Reynaud v. Police Jury

LAND, J.

This case comes before us without notes of evidence or statement of facts, but both parties seem willing that the case should be decided on the case as presented in the opinion of the trial judge.

Briefly stated, this is a suit to enjoin the defendants from cutting and opening a certain dam erected by the plaintiff 35 years ago, and which ever since has served the purpose of dividing the drainage waters flowing through the lands of the plaintiff and of Gaston De Bautte, each of whom maintained a drainage canal through his premises. This dam closed a ditch or ditches parallel to the public road.

The judge states that the plaintiff’s canal drains very little of the public road, but it must be taken into consideration that said canal drains all the batture lying in front of all the small tracts consisting of 21 arpents of cultivated lands, and this is, no doubt, why no additional water was allowed to flow in that canal and the dam was built. The judge refers to evidence adduced as showing that the public road could be drained perfectly dry by constructing a ditch across the highway at De Bautte, where a ditch used to be.

Under the facts of the case, the trial judge was of opinion that the defendants should be enjoined from exercising a legal right vested in them “under ordinary circumstances.”

[3] We find in the record no plea of prescription of 10 and 30 years, as stated in plaintiff’s brief. If prescription had been pleaded, it would not have prevailed, as no one can -acquire by prescription a right against the public to levees, streets, and highways. Ice Co. v. City of New Orleans, 43 La. Ann. 217, 9 South. 21.

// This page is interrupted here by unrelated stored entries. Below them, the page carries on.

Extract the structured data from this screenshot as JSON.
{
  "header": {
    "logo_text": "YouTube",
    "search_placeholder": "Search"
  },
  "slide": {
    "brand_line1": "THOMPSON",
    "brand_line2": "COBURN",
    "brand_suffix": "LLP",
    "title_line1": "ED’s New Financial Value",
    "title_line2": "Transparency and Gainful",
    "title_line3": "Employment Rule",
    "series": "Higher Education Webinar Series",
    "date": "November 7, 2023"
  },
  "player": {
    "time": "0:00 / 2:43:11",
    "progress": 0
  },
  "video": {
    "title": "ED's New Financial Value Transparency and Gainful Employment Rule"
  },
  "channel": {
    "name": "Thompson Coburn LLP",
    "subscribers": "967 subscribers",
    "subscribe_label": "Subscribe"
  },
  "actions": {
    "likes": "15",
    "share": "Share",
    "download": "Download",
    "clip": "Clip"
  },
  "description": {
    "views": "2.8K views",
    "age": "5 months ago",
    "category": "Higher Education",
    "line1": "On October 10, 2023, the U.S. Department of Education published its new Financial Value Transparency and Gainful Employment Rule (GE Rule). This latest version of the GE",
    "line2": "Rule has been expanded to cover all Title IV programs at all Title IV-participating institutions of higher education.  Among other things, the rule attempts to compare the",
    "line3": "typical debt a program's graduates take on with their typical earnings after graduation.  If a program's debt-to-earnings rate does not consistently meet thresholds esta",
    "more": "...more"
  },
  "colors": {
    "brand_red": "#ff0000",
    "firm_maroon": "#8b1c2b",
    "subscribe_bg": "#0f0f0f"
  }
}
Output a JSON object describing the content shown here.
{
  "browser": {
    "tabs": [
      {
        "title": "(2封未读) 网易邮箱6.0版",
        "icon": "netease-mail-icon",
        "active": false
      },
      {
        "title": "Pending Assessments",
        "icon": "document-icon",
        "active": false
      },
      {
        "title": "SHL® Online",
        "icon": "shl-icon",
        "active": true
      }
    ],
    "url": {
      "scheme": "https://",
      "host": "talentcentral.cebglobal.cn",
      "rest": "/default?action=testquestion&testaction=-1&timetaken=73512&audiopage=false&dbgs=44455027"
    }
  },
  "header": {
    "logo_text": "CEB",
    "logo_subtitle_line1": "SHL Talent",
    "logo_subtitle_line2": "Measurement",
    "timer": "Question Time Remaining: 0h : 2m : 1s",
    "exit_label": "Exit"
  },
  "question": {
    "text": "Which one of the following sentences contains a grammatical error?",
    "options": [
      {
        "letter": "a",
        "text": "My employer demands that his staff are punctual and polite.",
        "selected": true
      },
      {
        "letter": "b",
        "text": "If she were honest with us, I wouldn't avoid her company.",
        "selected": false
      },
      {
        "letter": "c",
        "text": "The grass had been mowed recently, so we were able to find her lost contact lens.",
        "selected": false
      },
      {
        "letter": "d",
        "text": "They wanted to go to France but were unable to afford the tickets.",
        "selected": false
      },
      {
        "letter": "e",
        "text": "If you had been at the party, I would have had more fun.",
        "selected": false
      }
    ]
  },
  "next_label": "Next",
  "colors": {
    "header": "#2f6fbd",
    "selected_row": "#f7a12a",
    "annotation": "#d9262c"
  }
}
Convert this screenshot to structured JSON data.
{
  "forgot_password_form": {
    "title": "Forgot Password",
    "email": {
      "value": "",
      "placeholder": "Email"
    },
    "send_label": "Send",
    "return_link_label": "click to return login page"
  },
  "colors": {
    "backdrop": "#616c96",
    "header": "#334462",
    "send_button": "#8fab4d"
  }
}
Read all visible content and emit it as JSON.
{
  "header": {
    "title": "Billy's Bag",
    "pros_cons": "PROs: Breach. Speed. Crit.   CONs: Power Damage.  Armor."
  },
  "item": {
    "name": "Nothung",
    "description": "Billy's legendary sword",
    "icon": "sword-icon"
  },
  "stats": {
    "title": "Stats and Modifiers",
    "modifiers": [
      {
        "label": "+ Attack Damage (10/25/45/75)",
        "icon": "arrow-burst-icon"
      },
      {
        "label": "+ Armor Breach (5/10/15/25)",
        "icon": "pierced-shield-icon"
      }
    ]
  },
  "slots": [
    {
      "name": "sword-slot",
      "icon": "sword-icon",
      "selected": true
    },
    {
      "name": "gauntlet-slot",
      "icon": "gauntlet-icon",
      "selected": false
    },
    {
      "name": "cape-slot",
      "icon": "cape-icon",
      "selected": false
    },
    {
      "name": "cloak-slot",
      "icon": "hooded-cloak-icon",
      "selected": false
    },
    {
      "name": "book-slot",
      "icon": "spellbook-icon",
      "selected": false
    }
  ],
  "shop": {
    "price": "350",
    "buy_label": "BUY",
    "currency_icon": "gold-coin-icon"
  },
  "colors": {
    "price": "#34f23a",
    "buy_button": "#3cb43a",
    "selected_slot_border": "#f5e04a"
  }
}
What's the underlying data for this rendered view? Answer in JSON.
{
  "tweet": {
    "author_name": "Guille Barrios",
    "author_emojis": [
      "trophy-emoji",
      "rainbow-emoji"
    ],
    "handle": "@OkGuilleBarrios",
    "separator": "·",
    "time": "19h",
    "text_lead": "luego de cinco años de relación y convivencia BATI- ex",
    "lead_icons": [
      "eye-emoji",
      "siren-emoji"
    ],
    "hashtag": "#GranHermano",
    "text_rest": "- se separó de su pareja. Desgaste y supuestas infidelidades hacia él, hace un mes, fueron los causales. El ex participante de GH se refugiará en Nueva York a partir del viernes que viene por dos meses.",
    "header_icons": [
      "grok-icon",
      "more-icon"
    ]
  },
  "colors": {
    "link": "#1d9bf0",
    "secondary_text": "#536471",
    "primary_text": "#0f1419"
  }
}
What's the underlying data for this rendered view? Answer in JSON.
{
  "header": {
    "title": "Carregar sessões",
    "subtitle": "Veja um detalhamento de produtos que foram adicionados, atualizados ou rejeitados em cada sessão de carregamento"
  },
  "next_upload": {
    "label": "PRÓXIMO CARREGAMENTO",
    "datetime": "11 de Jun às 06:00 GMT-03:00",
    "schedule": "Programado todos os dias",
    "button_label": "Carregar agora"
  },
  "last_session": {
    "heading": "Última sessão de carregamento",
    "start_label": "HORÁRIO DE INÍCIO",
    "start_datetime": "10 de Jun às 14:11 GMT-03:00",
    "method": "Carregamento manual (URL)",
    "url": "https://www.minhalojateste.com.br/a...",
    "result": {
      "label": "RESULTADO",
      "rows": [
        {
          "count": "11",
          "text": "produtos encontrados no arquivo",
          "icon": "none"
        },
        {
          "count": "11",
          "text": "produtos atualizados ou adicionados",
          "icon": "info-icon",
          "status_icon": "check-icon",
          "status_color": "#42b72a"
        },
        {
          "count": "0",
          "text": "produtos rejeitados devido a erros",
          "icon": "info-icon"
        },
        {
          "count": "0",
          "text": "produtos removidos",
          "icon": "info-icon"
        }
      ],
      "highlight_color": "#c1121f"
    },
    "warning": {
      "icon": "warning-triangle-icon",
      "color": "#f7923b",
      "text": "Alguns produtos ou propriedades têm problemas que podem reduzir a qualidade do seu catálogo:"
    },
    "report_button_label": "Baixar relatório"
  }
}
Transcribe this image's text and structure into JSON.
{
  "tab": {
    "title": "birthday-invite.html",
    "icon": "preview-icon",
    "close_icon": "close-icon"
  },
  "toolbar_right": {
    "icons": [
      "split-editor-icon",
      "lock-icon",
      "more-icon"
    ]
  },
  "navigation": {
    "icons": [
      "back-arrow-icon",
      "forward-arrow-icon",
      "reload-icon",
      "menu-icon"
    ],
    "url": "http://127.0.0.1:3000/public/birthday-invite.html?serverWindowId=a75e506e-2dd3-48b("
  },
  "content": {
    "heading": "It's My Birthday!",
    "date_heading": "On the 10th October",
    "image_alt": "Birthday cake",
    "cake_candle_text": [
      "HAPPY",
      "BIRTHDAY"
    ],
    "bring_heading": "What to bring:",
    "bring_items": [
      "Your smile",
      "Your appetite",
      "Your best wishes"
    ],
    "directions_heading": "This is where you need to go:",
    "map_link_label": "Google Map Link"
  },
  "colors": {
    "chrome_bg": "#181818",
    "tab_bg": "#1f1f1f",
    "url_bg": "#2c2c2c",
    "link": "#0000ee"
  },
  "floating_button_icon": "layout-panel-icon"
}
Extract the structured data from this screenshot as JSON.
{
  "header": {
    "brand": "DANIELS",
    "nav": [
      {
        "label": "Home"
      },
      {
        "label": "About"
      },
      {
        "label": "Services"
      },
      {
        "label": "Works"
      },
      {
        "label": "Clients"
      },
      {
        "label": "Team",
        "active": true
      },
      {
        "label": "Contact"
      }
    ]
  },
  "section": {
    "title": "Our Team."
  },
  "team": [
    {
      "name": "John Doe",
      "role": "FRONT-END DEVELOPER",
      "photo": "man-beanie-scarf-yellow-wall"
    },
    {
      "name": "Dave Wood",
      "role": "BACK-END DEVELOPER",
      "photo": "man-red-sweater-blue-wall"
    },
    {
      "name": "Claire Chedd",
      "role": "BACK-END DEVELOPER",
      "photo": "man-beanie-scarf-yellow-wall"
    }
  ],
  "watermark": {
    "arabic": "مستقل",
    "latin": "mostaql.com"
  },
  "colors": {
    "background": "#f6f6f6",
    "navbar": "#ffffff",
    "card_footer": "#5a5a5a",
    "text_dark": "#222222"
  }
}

Police juries have plenary authority over public roads, bridges, and ditches. Rev. Stat. 1870, § 2750. By Act No. 119 of 1902 it was made the duty of all police juries to thoroughly drain all public roads which are parallel or contiguous to any public levee, and to cut across said public road ditches and drains at such points as may be necessary to effect the perfect drainage of such road or levee, and to connect the same with the ditches on private property abutting on such road. Section 2 of said act makes it a misdemeanor for any proprietor, owner, lessee, or possessor of lands abutting on any public road, in any manner, to close such drains or ditches, whether on private property or on such public road or levee adjacent thereto.

This suit would be meaningless unless we assume that the dam in question closes the ditch, or ditches, on the side of the public road. The judge found that such was a fact, but seems to have decided the case in favor of the plaintiff, on the theory that, as the public road could be drained by a cross-ditch, there was no necessity for the removal of the dam to the injury of plaintiff and other property owners.

[1] The fact that the dam across the ditch or ditches on the side of the public road was tolerated for so many years is without legal *69significance. Since the passage of Act No. 119 of 1902, p. 194, the obstruction of said ditch or ditches has been a continuing offense against the state of Louisiana. The same statute vested plenary jurisdiction in the police jury of the parish of St. John over the subject-matter of the drainage of public roads and levees.

[2] It goes without saying that no court has the right to enjoin a police jury or its agents from removing obstructions in public roads and ditches.

It is therefore ordered that the judgment below be reversed; and it is now ordered that plaintiff’s injunction be dissolved, and his suit be dismissed at his cost in both courts.